According to the excellent book, “Factfulness” by Hans Rosling, the blame instinct “derails our ability to develop a true, fact-based understanding of the world: it steals our focus [and] undermines our ability to solve the problem”. And in the West, we are very apt to blame countries like China and India for carbon emissions. This is unfair in several respects.
Firstly, people in China and India have vastly lower carbon emissions per capita than people in Europe and America. Most of the human-emitted CO2 accumulated in the atmosphere in the last 50 years was emitted by developed countries, and even now the richest 1 billion people on the planet are responsible for over half of carbon emissions.
Secondly, because of the aspect of “climate equity”, the notion that our historical carbon emissions have given people in the West a standard of living that we enjoy today. Is it fair to deny people in poorer nations the same chance to develop their own infrastructure and standard of living now, when they have not produced the same level of historical carbon emissions?
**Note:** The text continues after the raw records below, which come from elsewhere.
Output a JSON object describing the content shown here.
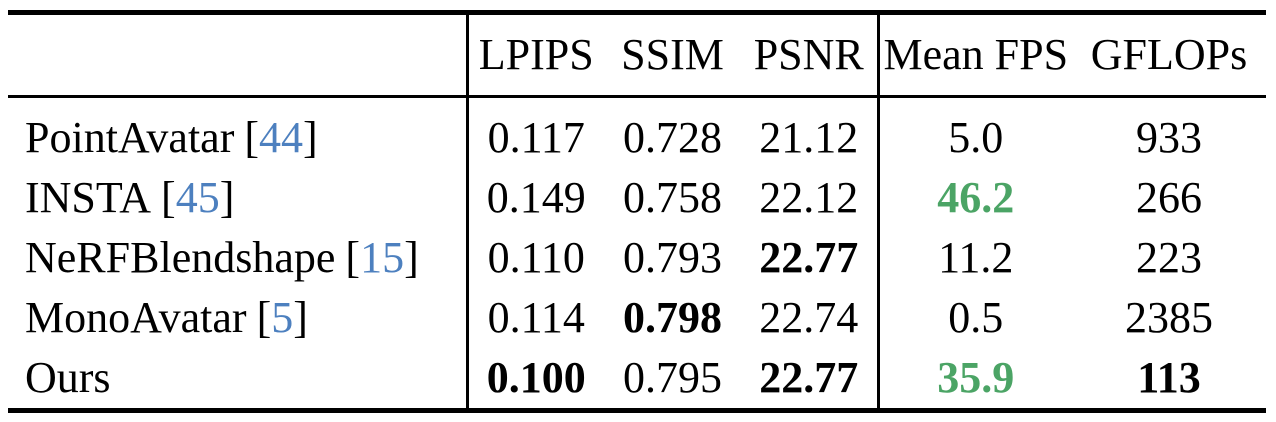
{
  "table": {
    "headers": {
      "method": "",
      "lpips": "LPIPS",
      "ssim": "SSIM",
      "psnr": "PSNR",
      "mean_fps": "Mean FPS",
      "gflops": "GFLOPs"
    },
    "punct": {
      "open_bracket": "[",
      "close_bracket": "]"
    },
    "rows": [
      {
        "method": "PointAvatar",
        "cite": "44",
        "lpips": "0.117",
        "ssim": "0.728",
        "psnr": "21.12",
        "mean_fps": "5.0",
        "gflops": "933"
      },
      {
        "method": "INSTA",
        "cite": "45",
        "lpips": "0.149",
        "ssim": "0.758",
        "psnr": "22.12",
        "mean_fps": "46.2",
        "gflops": "266"
      },
      {
        "method": "NeRFBlendshape",
        "cite": "15",
        "lpips": "0.110",
        "ssim": "0.793",
        "psnr": "22.77",
        "mean_fps": "11.2",
        "gflops": "223"
      },
      {
        "method": "MonoAvatar",
        "cite": "5",
        "lpips": "0.114",
        "ssim": "0.798",
        "psnr": "22.74",
        "mean_fps": "0.5",
        "gflops": "2385"
      },
      {
        "method": "Ours",
        "cite": "",
        "lpips": "0.100",
        "ssim": "0.795",
        "psnr": "22.77",
        "mean_fps": "35.9",
        "gflops": "113"
      }
    ]
  },
  "colors": {
    "citation_blue": "#4d80bf",
    "best_green": "#4ba465",
    "text": "#000000",
    "background": "#ffffff"
  }
}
And thirdly, because whilst our government proudly cites a reduction in emissions here, this is partly because the manufacturing of goods here is declining, whilst it grows in other countries. We have been able to reduce our carbon emissions by consuming goods made in China. We haven’t necessarily reduced our carbon footprint at all. We’ve simply exported our emissions.
So, let’s stop the blame game and resist the urge to point fingers. Instead, we need to take steps to understand the causes of climate change and focus our energy on what steps we can take to avert the Climate Emergency.